The rest of the layout is transparent. Dozens of conference rooms, most enough for no more than six to eight people, are encased in glass, the majority within eyeshot of the cranes and spec building happening all around them. It creates an air of activity, complemented by the gallery-quality art. It’s all linked by a wide, spiraling staircase, made of white oak and steel. And like most other modern workplaces, cords aren’t always necessary. Laptops travel freely from room to room and connect to Bluetooth conferencing services, allowing employees in the Dallas office to connect with their counterparts in Mexico City.

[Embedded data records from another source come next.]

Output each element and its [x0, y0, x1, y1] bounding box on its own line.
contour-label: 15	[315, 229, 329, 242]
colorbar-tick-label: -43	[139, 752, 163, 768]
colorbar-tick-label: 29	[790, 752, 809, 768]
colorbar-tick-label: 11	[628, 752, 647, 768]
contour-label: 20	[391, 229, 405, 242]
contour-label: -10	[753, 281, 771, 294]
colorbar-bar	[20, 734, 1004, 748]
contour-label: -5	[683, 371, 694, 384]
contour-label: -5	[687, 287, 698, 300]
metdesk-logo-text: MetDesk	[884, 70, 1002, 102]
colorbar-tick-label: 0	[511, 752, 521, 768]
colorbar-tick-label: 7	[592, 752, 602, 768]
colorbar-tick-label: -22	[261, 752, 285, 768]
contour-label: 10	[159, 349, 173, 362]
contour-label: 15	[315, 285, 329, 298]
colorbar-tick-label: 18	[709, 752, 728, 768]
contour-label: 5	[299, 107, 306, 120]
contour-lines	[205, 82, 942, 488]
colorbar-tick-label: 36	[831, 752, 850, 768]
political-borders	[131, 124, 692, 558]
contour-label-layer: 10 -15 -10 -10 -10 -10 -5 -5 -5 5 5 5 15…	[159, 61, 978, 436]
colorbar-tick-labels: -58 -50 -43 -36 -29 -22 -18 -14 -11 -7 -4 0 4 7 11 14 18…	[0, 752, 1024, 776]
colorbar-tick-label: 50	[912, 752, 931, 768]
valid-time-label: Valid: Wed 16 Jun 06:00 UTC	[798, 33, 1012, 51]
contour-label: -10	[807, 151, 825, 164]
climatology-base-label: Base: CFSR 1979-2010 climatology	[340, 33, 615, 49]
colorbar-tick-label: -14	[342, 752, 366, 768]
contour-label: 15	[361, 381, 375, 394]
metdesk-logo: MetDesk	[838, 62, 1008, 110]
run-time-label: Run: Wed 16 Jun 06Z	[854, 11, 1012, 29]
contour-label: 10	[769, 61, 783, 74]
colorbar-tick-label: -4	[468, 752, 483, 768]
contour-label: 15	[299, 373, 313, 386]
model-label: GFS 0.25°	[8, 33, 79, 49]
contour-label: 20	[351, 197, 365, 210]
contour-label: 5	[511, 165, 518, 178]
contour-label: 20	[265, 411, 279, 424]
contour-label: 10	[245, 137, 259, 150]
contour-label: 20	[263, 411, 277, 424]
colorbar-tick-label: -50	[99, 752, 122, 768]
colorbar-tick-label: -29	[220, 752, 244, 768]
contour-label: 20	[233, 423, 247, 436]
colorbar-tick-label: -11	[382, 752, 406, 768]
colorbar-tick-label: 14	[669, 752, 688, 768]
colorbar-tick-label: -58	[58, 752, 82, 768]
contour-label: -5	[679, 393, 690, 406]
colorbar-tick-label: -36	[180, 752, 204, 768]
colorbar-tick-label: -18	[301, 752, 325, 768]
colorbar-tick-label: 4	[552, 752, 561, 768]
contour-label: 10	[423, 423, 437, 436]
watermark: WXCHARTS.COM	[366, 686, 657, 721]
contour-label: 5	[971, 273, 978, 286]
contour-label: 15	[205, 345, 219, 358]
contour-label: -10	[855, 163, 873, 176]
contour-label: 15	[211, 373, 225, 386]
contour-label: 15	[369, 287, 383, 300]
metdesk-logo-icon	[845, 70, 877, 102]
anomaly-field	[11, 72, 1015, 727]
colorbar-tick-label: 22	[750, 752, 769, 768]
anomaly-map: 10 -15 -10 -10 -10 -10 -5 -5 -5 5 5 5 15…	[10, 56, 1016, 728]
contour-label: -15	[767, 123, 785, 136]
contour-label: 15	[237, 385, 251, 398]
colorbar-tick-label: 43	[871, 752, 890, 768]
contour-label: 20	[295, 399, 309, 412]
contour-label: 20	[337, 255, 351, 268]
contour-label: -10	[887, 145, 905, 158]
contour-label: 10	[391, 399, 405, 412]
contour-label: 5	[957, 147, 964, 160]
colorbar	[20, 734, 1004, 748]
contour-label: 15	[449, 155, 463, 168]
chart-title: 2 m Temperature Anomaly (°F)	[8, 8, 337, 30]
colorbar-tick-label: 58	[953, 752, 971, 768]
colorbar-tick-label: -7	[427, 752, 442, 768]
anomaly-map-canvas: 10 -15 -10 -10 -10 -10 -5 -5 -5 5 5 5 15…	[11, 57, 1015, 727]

There must be adequate room, too, for information technology systems. According to a survey of more than 1,000 IT executives by global telecom firm Tata Communications, 69 percent said cloud technology increased productivity. Sixty-five percent gave employees better access to data, and 63 percent said it cut costs.

“Every company is becoming a technology company, so you have to think that way as you build new space or as you configure new space,” says Lubin of HKS. “It’s that backbone stuff, and it costs money. It’s not cheap.” Adds the firm’s Hinojosa: “It’s oftentimes half the budget.”

All this is done to provide an ease of comfort for the worker. From technology to layout to amenities, the workplace should make their actions more efficient. Staffers who work outside the office can continue to do so and have a desk for when they’re needed in-house. The collaborative open concept remains, but there are hideaways for private, head-down work. And, to cut down on hearing your neighbor, white noise is pumped in to drown out impertinent conversation. The coffee is fancier, the art is unique to the client, and the small touches that highlight the company itself are found in the architecture—subtle enhancements that highlight the brand without bludgeoning you with its name. Ideally, this creates a level of comfort that becomes an extension of the employee. Where you go to work starts to feel, almost subconsciously, like just another place in your day.

“Whether it’s a law firm or any company, your space can be empowering,” says Holland O’Neil, Gardere’s board chair. “Don’t underestimate the power of a space and the aesthetics and what it can do to your workforce. I’m living a dramatic change.”